Semen Pavlichenko was born on 11 May 1991 in Bratsk, Irkutsk Oblast, Russia. He began practicing luge at the age of ten at a local youth sports school, where he trained under coach Eduard Burmistrov, a former professional luger. In 2019, he graduated from Pushkin Leningrad State University with a degree in physical education.
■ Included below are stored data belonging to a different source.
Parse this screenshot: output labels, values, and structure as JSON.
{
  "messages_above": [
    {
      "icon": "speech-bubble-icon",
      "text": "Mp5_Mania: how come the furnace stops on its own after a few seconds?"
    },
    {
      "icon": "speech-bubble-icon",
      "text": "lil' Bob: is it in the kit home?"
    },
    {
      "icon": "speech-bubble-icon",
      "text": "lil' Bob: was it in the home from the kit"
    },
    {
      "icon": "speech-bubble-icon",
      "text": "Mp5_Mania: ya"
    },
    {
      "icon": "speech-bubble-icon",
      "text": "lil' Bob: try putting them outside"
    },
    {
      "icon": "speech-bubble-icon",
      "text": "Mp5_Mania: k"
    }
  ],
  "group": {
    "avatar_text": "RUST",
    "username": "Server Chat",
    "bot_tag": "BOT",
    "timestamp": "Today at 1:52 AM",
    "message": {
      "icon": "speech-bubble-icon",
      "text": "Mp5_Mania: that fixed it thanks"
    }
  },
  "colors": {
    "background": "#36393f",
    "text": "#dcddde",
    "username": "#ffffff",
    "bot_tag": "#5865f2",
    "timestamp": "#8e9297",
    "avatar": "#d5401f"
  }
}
Pavlichenko made his debut in the Luge World Cup during the 2007–08 season, finishing 43rd in the overall standings. In 2009, he won silver at the Russian National Championships and bronze at the Junior World Championships in Nagano. A year later, he won silver at the Junior World Championships in Igls, Austria. During the 2010–11 season, he finished 21st in the overall World Cup standings.

In February 2015, Pavlichenko won gold at the World Championships in Sigulda, Latvia — the first such title for Russia in men’s singles since Soviet luger Sergey Danilin’s victory in 1981. In February 2019, he won the European Championships in Oberhof, Germany.